Service providers must focus on detecting and preventing fraud across their infrastructure to plug revenue leakage and maintain customer trust. The first step to prevention is to understand the system by documenting the different components, and comprehensive revenue processes. This end-to-end infrastructure mapping can help identify vulnerabilities and possible threats. The system must be monitored continuously to detect attacks in real time and analyze line loss factors. Whenever a new technology is introduced, service providers must ensure compliance to industry standards and monitor it closely, as they may introduce new opportunities for revenue leakage. The organizational strategy must include effective, state-of-the-art monitoring tools and performance indications, and solutions for carrying out root cause analysis to resolve problems. As with most things in the current digital era, fraud prevention too is heavily reliant on effective use of data. The system must be able to analyze data across key indications like subscription growth, transactions, conversions, and recurring billing to trace gaps in revenue flow. It should be able to monitor call activity, understand behavior patterns, and even review bills to flag aberrations.
Fighting Fraud Better
Service providers must invest in high performance platforms that have a service-oriented architecture and built-in support for big data storage. AI and ML capabilities will ensure a formidable defense against most threats.

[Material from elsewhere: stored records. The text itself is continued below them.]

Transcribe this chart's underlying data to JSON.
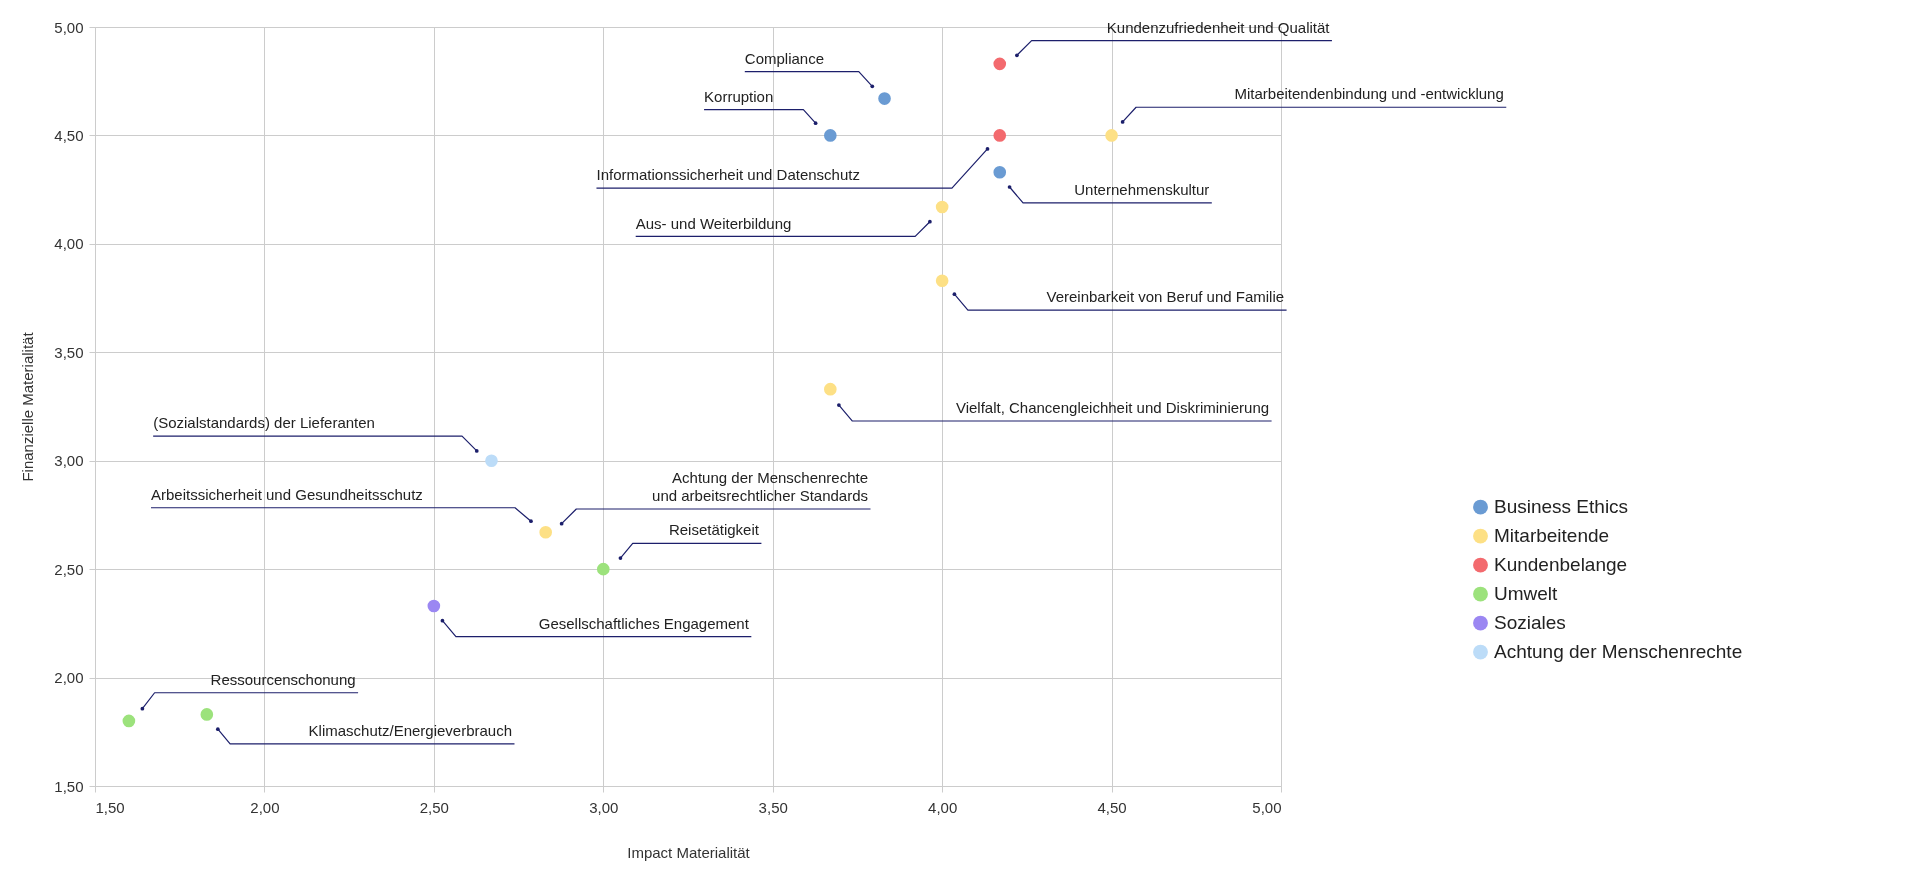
{
  "chart_data": {
    "type": "scatter",
    "xlabel": "Impact Materialität",
    "ylabel": "Finanzielle Materialität",
    "xlim": [
      1.5,
      5.0
    ],
    "ylim": [
      1.5,
      5.0
    ],
    "xticks": [
      {
        "value": 1.5,
        "label": "1,50"
      },
      {
        "value": 2.0,
        "label": "2,00"
      },
      {
        "value": 2.5,
        "label": "2,50"
      },
      {
        "value": 3.0,
        "label": "3,00"
      },
      {
        "value": 3.5,
        "label": "3,50"
      },
      {
        "value": 4.0,
        "label": "4,00"
      },
      {
        "value": 4.5,
        "label": "4,50"
      },
      {
        "value": 5.0,
        "label": "5,00"
      }
    ],
    "yticks": [
      {
        "value": 1.5,
        "label": "1,50"
      },
      {
        "value": 2.0,
        "label": "2,00"
      },
      {
        "value": 2.5,
        "label": "2,50"
      },
      {
        "value": 3.0,
        "label": "3,00"
      },
      {
        "value": 3.5,
        "label": "3,50"
      },
      {
        "value": 4.0,
        "label": "4,00"
      },
      {
        "value": 4.5,
        "label": "4,50"
      },
      {
        "value": 5.0,
        "label": "5,00"
      }
    ],
    "grid": true,
    "legend": "right",
    "marker": "circle",
    "series": [
      {
        "name": "Business Ethics",
        "color": "#6a9bd3",
        "x": [
          3.83,
          3.67,
          4.17
        ],
        "values": [
          4.67,
          4.5,
          4.33
        ]
      },
      {
        "name": "Mitarbeitende",
        "color": "#fde085",
        "x": [
          4.5,
          4.0,
          4.0,
          3.67,
          2.83
        ],
        "values": [
          4.5,
          4.17,
          3.83,
          3.33,
          2.67
        ]
      },
      {
        "name": "Kundenbelange",
        "color": "#f36a6e",
        "x": [
          4.17,
          4.17
        ],
        "values": [
          4.83,
          4.5
        ]
      },
      {
        "name": "Umwelt",
        "color": "#9ce27c",
        "x": [
          3.0,
          1.6,
          1.83
        ],
        "values": [
          2.5,
          1.8,
          1.83
        ]
      },
      {
        "name": "Soziales",
        "color": "#9b87f2",
        "x": [
          2.5
        ],
        "values": [
          2.33
        ]
      },
      {
        "name": "Achtung der Menschenrechte",
        "color": "#bcdcf8",
        "x": [
          2.67
        ],
        "values": [
          3.0
        ]
      }
    ],
    "annotations": [
      "Kundenzufriedenheit und Qualität",
      "Compliance",
      "Korruption",
      "Mitarbeitendenbindung und -entwicklung",
      "Informationssicherheit und Datenschutz",
      "Unternehmenskultur",
      "Aus- und Weiterbildung",
      "Vereinbarkeit von Beruf und Familie",
      "Vielfalt, Chancengleichheit und Diskriminierung",
      "(Sozialstandards) der Lieferanten",
      "Arbeitssicherheit und Gesundheitsschutz",
      "Achtung der Menschenrechte\nund arbeitsrechtlicher Standards",
      "Reisetätigkeit",
      "Gesellschaftliches Engagement",
      "Ressourcenschonung",
      "Klimaschutz/Energieverbrauch"
    ]
  }
}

Some key features to look out for when investing in a fraud management solution include ML Engine, ML Service, Intelligent tagging, and dynamic rule-based decision services. Most good solutions come equipped with real case scenarios of possible scam activities and their solutions. And the organization can also address business specific threats thanks to its flexible and dynamic rules. Any technology platform designed to help service providers fight fraud will increase the lifetime value of their customer relationships through real time customer engagement and contextual product and technology innovation.
Fraud is everywhere in the 21st century business landscape, and organizations can no longer afford to continue with ineffective security solutions that cannot track, identify, and report suspicious activity in real time. But along with technology, it is important to remember that an organization’s security posture is also dependent on awareness and a culture of secure behavior within its walls. Regular training sessions for employees and customers is a vital ingredient of an enterprise security strategy. The threat landscape is only going evolve further as hackers come up with increasingly sophisticated attack approaches. Enterprises must focus on a robust security strategy to stay one step ahead of bad actors.